Il haussa les épaules, comme il semblait de coutume avec lui, et se détourna pour retourner à la capitale. Si Petra ne l'avait pas poussée à le suivre, elle aurait sans doute manqué le coche. Se rattrapant rapidement, elle se plongea dans ses pensées immédiates. Comment cette personne sans instinct de survie et accidentellement meurtrière pouvait être le prince d'un peuple aussi... quoique soient les Zoras. Mais, question plus importante, comment un prince s'était-il retrouvé au fond d'une grotte criblée de monstres, à pêcher sans prêter la moindre importance à ses possibles agresseurs ?

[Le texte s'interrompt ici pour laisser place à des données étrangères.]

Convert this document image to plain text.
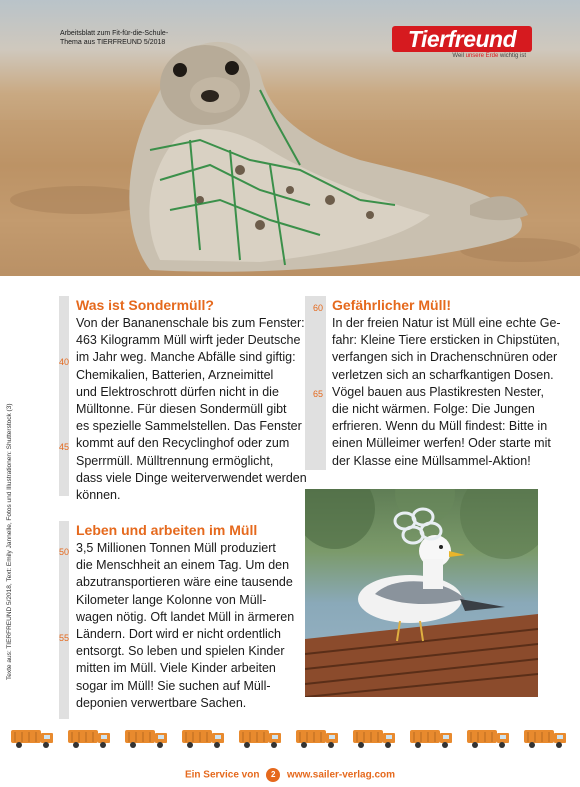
Arbeitsblatt zum Fit-für-die-Schule-
Thema aus TIERFREUND 5/2018	Tierfreund
Weil unsere Erde wichtig ist
Texte aus: TIERFREUND 5/2018, Text: Emily Jannelle, Fotos und Illustrationen: Shutterstock (3)
Was ist Sondermüll?
Von der Bananenschale bis zum Fenster:
463 Kilogramm Müll wirft jeder Deutsche
im Jahr weg. Manche Abfälle sind giftig:
Chemikalien, Batterien, Arzneimittel
und Elektroschrott dürfen nicht in die
Mülltonne. Für diesen Sondermüll gibt
es spezielle Sammelstellen. Das Fenster
kommt auf den Recyclinghof oder zum
Sperrmüll. Mülltrennung ermöglicht,
dass viele Dinge weiterverwendet werden
können.
40
45
Leben und arbeiten im Müll
3,5 Millionen Tonnen Müll produziert
die Menschheit an einem Tag. Um den
abzutransportieren wäre eine tausende
Kilometer lange Kolonne von Müll-
wagen nötig. Oft landet Müll in ärmeren
Ländern. Dort wird er nicht ordentlich
entsorgt. So leben und spielen Kinder
mitten im Müll. Viele Kinder arbeiten
sogar im Müll! Sie suchen auf Müll-
deponien verwertbare Sachen.
50
55
Gefährlicher Müll!
In der freien Natur ist Müll eine echte Ge-
fahr: Kleine Tiere ersticken in Chipstüten,
verfangen sich in Drachenschnüren oder
verletzen sich an scharfkantigen Dosen.
Vögel bauen aus Plastikresten Nester,
die nicht wärmen. Folge: Die Jungen
erfrieren. Wenn du Müll findest: Bitte in
einen Mülleimer werfen! Oder starte mit
der Klasse eine Müllsammel-Aktion!
60
65
Ein Service von 2 www.sailer-verlag.com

La première question aurait sous doute dû être : comment Amaris n'était-il pas encore mort ?
Grommelant dans sa barbe, elle suivit cet homme si bizarre que l'univers semblait lui avoir donné de la chance en trop au plus proche de la cascade. Ses oreilles cotonneuses frémirent face au bruit sourd de l'eau se déversant sans interruption, elle l'observa avec une certaine appréhension. Il était simple d'accéder au domaine clair, ce ne serait sans doute pas le cas de cette cité. Le rideau pâle s'écrasait avec une violence qui ne pouvait être égalée que par le courant de la grotte des joyaux, se le prendre sur la tête était une façon simple mais expéditive de finir avec une commotion cérébrale.
- Tu viens ou pas ?
Elle jeta un coup d'œil à Amaris qui l'attendait au plus proche d'un recoin. L'eau y tombait plus légèrement, à cet endroit, elle pouvait voir ce pourquoi il avait choisi d'emprunter ce chemin.
- Ah oui ! Se rappela-t-elle de répondre juste à temps pour voir le prince disparaître sous le rideau aqueux.
Elle gronda en le suivant précipitamment.
- Oh ! C'est quoi tout...
Son souffle se coupa à la vue.
La capitale Zora était grande. Pas de la même manière que l'avait été le domaine clair, ni de ce qu'elle avait aperçu du domaine de l'aval. La cité cachée n'avait rien en commun avec l'étendue de Magdatéré, encore moins avec le trou béant laissé par la ville Hyruléenne disparue. La capitale Zora était grande et splendide à sa façon, dans ses souterrains gigantesques, ses cascades plus ou moins gargantuesques, ses dédales profonds s'engouffrant jusqu'à ce qui devait être les tréfonds du Mont Péril. Elle était belle dans les mousses fluorescentes et les cristaux lumineux qui éclairaient les recoins sculptés par l'eau, dans les roches colorées ouvertes par des chemins et des escaliers tortueux. Des broderies et des verres teintés descendaient en colonnes à figures abstraites, des ponts reliaient les passages entre eux en un labyrinthe vivant.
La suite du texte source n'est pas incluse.